In our discussions before the war, General Powell and the air commanders had assured me that we would have F-15E flights over the Iraqi western desert ready to take out any launch site from which a Scud was fired. As it turned out, the F-15Es had run into refueling difficulties and had not been flying the night of January 18. Nor did it seem—judging from CENTCOM’s plans for the next day’s air strikes—that General Schwarzkopf fully understood the importance of dedicating assets to hunting Scuds.

The next day Tel Aviv was hit again, and the Hammer Rick phone line got a workout. I could understand the Israeli anger. I myself was furious when I asked about the number of sorties that Central Command was flying against the Scuds and got a totally unsatisfactory answer. I knew the source of the problem. Norm Schwarzkopf didn’t want to take assets away from bombing Baghdad and divert them to what he thought was a militarily insignificant mission. This was a misjudgment on his part. Not only was it militarily significant for us to keep the Israelis out of the war, but it would turn out that the heaviest American losses in a single attack during Desert Storm came from a Scud attack against our barracks near Dhahran, Saudi Arabia. The way our military commands are structured, Israel is part of European Command’s area of responsibility, not part of Central Command, which was Schwarzkopf’s area. This may have added to Norm’s tendency not to factor Israel into his plans. Whatever the reason, I made it clear to Powell that going after the Scud launchers wasn’t an option, it was a necessity. He passed the
message to Schwarzkopf, and American sorties over the western Iraqi desert picked up the next night.

It was time for me to have a talk with Schwarzkopf, and when I got him on the phone, I told him he was doing a hell of a job, which he was, and that I understood his point: Civilians approve strategy and generals execute. But he needed to understand that the president considered this a strategic question. Whether our effort was successful or not could well depend on keeping Israel out of the war, and we had to devote resources to bombing Scud bunkers and launch sites. I also told him that he needed to understand my problem. “I’m the guy who gets to lean on the Israelis and who has to reassure them that we are doing everything we can. My credibility is crucial. If I tell them we are going to do something, then we will do it.”

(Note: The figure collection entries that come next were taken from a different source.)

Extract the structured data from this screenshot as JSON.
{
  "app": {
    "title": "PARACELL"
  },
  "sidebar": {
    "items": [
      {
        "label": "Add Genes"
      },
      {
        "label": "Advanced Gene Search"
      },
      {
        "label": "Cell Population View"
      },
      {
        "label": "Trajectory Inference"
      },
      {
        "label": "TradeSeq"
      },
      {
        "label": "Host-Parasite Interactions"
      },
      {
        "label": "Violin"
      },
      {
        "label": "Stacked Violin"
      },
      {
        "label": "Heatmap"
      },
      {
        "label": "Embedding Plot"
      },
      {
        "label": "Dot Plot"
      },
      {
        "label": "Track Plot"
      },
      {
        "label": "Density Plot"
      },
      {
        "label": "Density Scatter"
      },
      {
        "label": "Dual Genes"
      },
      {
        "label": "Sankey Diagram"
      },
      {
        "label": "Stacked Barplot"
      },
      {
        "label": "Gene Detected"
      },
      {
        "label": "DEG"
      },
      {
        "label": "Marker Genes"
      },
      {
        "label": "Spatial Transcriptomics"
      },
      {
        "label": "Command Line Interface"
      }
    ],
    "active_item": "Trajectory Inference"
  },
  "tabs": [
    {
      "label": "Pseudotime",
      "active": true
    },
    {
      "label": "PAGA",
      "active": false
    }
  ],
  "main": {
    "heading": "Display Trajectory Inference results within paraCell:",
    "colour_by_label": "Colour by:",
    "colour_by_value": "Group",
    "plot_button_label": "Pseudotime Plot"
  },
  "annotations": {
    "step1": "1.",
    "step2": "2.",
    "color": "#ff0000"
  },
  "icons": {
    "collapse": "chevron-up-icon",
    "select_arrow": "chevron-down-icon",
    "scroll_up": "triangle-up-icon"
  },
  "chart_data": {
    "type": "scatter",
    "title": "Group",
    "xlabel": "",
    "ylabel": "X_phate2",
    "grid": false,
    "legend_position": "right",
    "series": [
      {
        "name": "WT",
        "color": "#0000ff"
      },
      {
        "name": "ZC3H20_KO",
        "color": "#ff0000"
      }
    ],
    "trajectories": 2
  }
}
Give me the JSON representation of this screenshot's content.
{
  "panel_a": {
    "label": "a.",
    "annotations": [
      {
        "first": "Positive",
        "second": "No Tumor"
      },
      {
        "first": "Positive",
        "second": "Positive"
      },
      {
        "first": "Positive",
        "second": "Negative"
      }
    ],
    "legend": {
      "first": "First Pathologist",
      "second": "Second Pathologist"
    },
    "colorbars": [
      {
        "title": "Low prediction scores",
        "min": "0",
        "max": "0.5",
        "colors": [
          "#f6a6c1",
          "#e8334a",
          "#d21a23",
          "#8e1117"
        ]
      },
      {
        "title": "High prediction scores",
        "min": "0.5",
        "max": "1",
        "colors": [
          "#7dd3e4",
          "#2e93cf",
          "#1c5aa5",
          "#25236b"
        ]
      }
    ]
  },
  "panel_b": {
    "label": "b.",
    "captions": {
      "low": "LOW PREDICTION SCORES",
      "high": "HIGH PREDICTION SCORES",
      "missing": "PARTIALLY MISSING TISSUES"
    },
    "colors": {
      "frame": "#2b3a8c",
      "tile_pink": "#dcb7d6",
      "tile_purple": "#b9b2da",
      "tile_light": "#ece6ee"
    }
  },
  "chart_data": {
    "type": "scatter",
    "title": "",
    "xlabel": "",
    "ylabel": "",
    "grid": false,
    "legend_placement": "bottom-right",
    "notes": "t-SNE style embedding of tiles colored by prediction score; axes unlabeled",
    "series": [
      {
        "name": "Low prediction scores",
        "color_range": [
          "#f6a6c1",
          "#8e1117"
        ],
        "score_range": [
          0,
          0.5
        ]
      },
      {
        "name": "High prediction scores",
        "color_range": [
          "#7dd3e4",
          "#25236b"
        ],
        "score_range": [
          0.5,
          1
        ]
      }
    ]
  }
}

The air sorties over the western desert didn’t bring an end to Scud attacks by any means, not on Israel nor on Saudi Arabia, which Saddam was also targeting. Part of the problem was that while we’d identified a number of fixed sites where we knew there were Scud launchers, the Iraqis were using mobile launchers instead. Although we weren’t able to stop the launches, the diversion of air assets to the western desert did go a long way toward convincing the Israelis we were serious about doing all we could to stop the attacks. I’d call Arens with daily updates: twenty-four F-15s, cluster-bomb units, flying at midnight; four F-15s flying combat air patrol from 0300 to 1000; forty-eight A-10s during twelve hours of daylight; twelve F-16s on a fixed target at 1100; twenty-four on mobile units at 1400; twelve on bunkers at 1500.

Larry Eagleburger from the State Department and Paul Wolfowitz from the Pentagon went to Israel again, which helped enormously in letting the Israelis know what we were doing and understand the size and scale of our effort. The deployment of Patriot batteries out of Germany and into Israel, which we managed in about forty-eight hours, was another sign of our commitment—though the missile turned out to be less effective against Scuds than we first thought. One problem was that the Patriot was developed to defend a point target, something like an airfield, not a whole area, not a city. If you’re protecting a base
and you hit a Scud warhead coming in and knock it off target, that’s a success. But if you’re protecting Tel Aviv and you hit the incoming Scud and it goes down two miles away, that’s not a success. It’s also the case that Scuds are really crude devices. They’d break up as they came down, so that a lot of what we were shooting at was junk, not warheads.